Newsletter 8 - Questions juridiques & comptables : oubliez les nœuds au cerveau !

Je voudrais vous parler aujourd’hui des questions juridiques et comptables qui posent souvent problème aux entrepreneurs débutants. Je le sais d’autant plus qu’avant d’être entrepreneur j’ai été avocat. Quel type de société faut-il créer ? Quel régime social choisir ? Comment rédiger les Conditions Générales de Vente pour vos clients ? Comment réussir à comprendre les contrats que vos fournisseurs vous imposent ? On pourrait même ajouter : comment s’y retrouver dans tous les courriers des URSSAF, des impôts… ?

Ces questions juridiques forment un casse-tête qui inhibent, voire tétanisent bien souvent les entrepreneurs débutants, qui se trouvent bloqués, incapables d’avancer. Car tout passe par le droit : l’immatriculation de votre société, le dépôt de marque, le moindre acte d’achat ou de vente, la signature d’un bail, les relations avec l’administration fiscale.
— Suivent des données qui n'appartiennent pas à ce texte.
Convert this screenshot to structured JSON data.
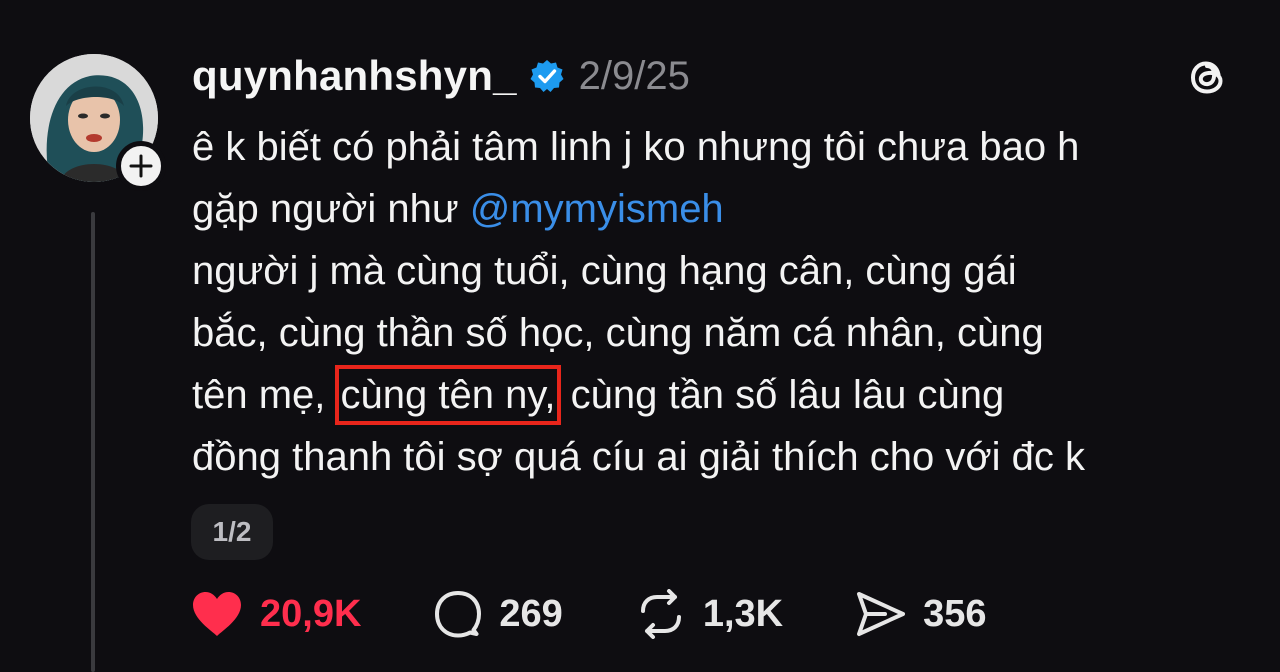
{
  "post": {
    "author": {
      "username": "quynhanhshyn_",
      "verified": true,
      "avatar_icon": "profile-photo"
    },
    "date": "2/9/25",
    "app_icon": "threads-logo-icon",
    "text": {
      "line1": "ê k biết có phải tâm linh j ko nhưng tôi chưa bao h",
      "line2_pre": "gặp người như ",
      "mention": "@mymyismeh",
      "line3": "người j mà cùng tuổi, cùng hạng cân, cùng gái",
      "line4": "bắc, cùng thần số học, cùng năm cá nhân, cùng",
      "line5_pre": "tên mẹ, ",
      "line5_highlight": "cùng tên ny,",
      "line5_post": " cùng tần số lâu lâu cùng",
      "line6": "đồng thanh tôi sợ quá cíu ai giải thích cho với đc k"
    },
    "page_indicator": "1/2",
    "actions": {
      "likes": "20,9K",
      "comments": "269",
      "reposts": "1,3K",
      "shares": "356"
    },
    "colors": {
      "background": "#0e0d11",
      "mention": "#3a8ee8",
      "like": "#ff2e4d",
      "highlight_box": "#e8251b",
      "verified": "#1d9bf0"
    }
  }
}
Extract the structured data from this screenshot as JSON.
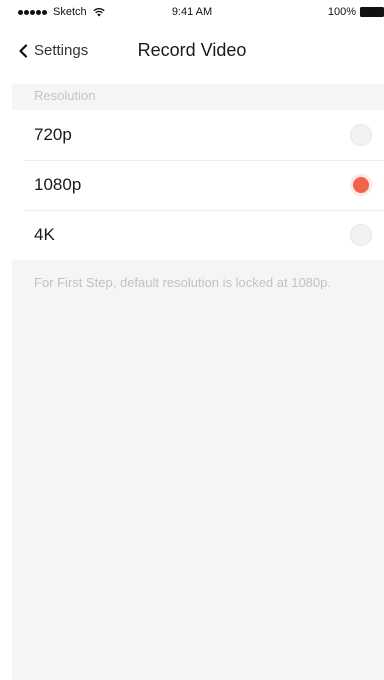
{
  "status_bar": {
    "carrier": "Sketch",
    "time": "9:41 AM",
    "battery": "100%"
  },
  "nav": {
    "back_label": "Settings",
    "title": "Record Video"
  },
  "section": {
    "header": "Resolution"
  },
  "options": [
    {
      "label": "720p",
      "selected": false
    },
    {
      "label": "1080p",
      "selected": true
    },
    {
      "label": "4K",
      "selected": false
    }
  ],
  "footnote": "For First Step, default resolution is locked at 1080p.",
  "colors": {
    "accent": "#f1634d",
    "background": "#f5f5f5",
    "section_text": "#c4c4c4"
  },
  "icons": {
    "back": "chevron-left-icon",
    "wifi": "wifi-icon",
    "battery": "battery-icon"
  }
}
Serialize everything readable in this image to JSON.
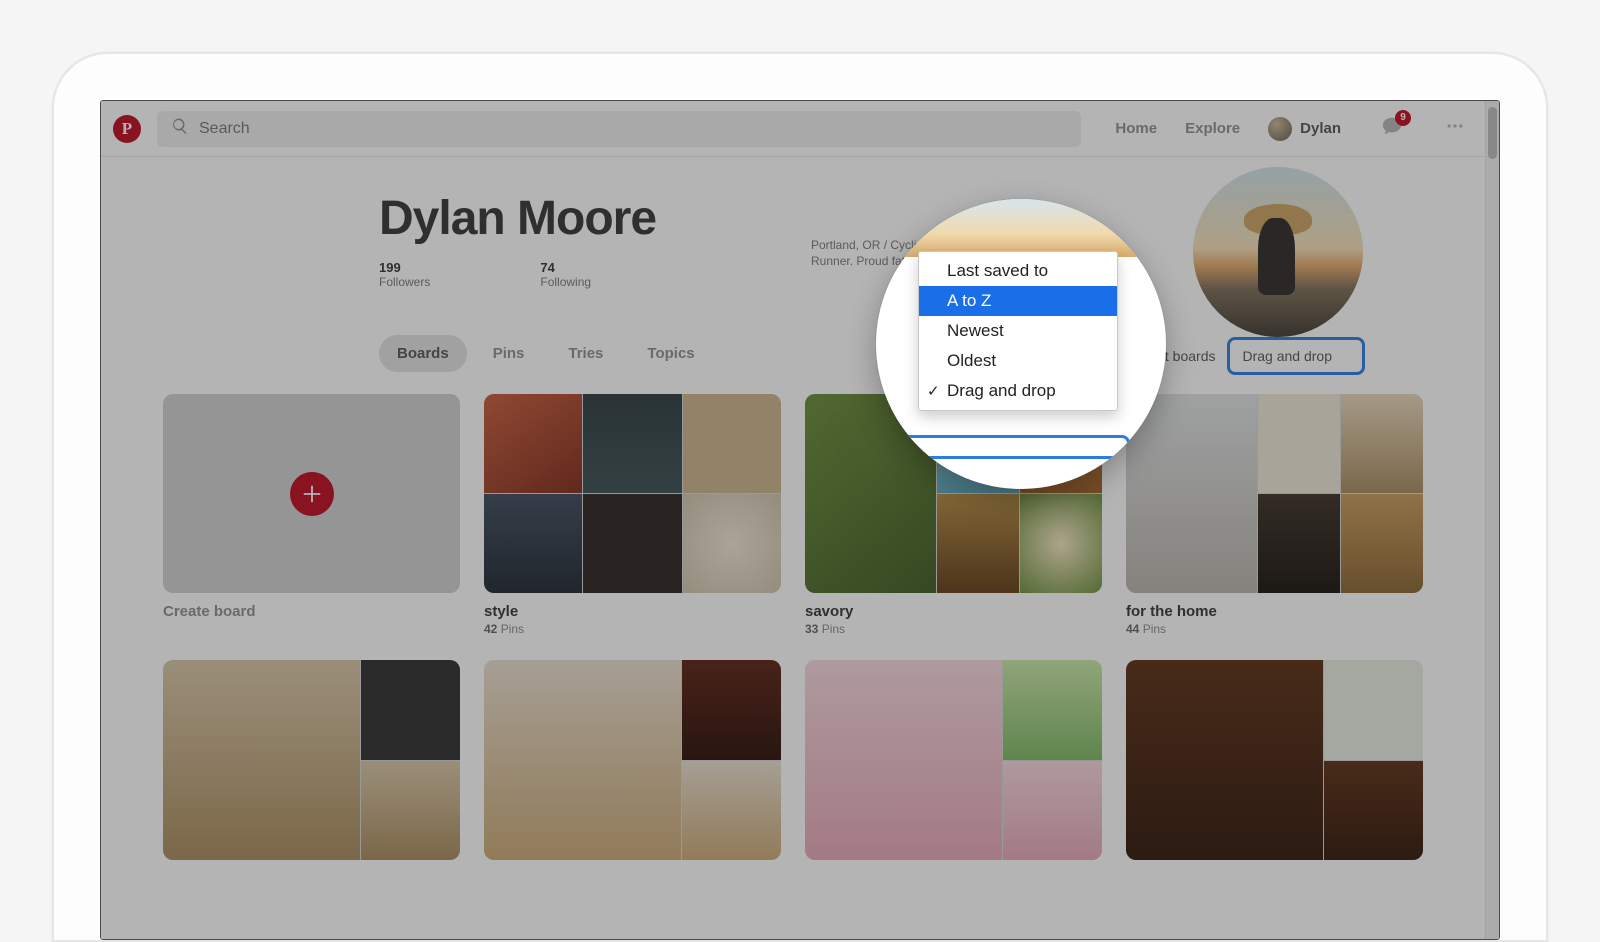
{
  "nav": {
    "search_placeholder": "Search",
    "links": {
      "home": "Home",
      "explore": "Explore"
    },
    "user_name": "Dylan",
    "messages_badge": "9"
  },
  "profile": {
    "display_name": "Dylan Moore",
    "followers": {
      "count": "199",
      "label": "Followers"
    },
    "following": {
      "count": "74",
      "label": "Following"
    },
    "bio": "Portland, OR / Cyclist and Runner. Proud father of two."
  },
  "tabs": {
    "boards": "Boards",
    "pins": "Pins",
    "tries": "Tries",
    "topics": "Topics",
    "active": "boards"
  },
  "sort": {
    "label_fragment": "Sort boards",
    "options": {
      "last_saved": "Last saved to",
      "a_to_z": "A to Z",
      "newest": "Newest",
      "oldest": "Oldest",
      "drag_drop": "Drag and drop"
    },
    "highlighted": "a_to_z",
    "checked": "drag_drop"
  },
  "boards": {
    "create_label": "Create board",
    "pins_word": "Pins",
    "items": [
      {
        "title": "style",
        "count": "42"
      },
      {
        "title": "savory",
        "count": "33"
      },
      {
        "title": "for the home",
        "count": "44"
      }
    ]
  }
}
Toutes ces relations sont encadrées par le droit.

En tant qu’entrepreneur on aimerait bien éviter d’avoir à comprendre ce jargon et se concentrer sur ce qu’on aime faire, mais on sent bien qu’on ne peut pas signer des documents les yeux fermés.

Alors comment vous libérer des questions juridiques qui prennent un temps fou et qui vous entravent ?

On peut bien entendu déléguer ces questions à un avocat ou à un expert-comptable. Ce serait une solution tentante si elle n’avait pas un coût souvent prohibitif pour un entrepreneur qui se lance.

Et puis il est de toute façon illusoire de penser que vous pourrez tout déléguer : les options juridiques que vous allez prendre déterminent la vision de votre entreprise. Le droit est un langage qui traduit votre stratégie et la stratégie ça ne se délègue pas, vous devez être aux manettes.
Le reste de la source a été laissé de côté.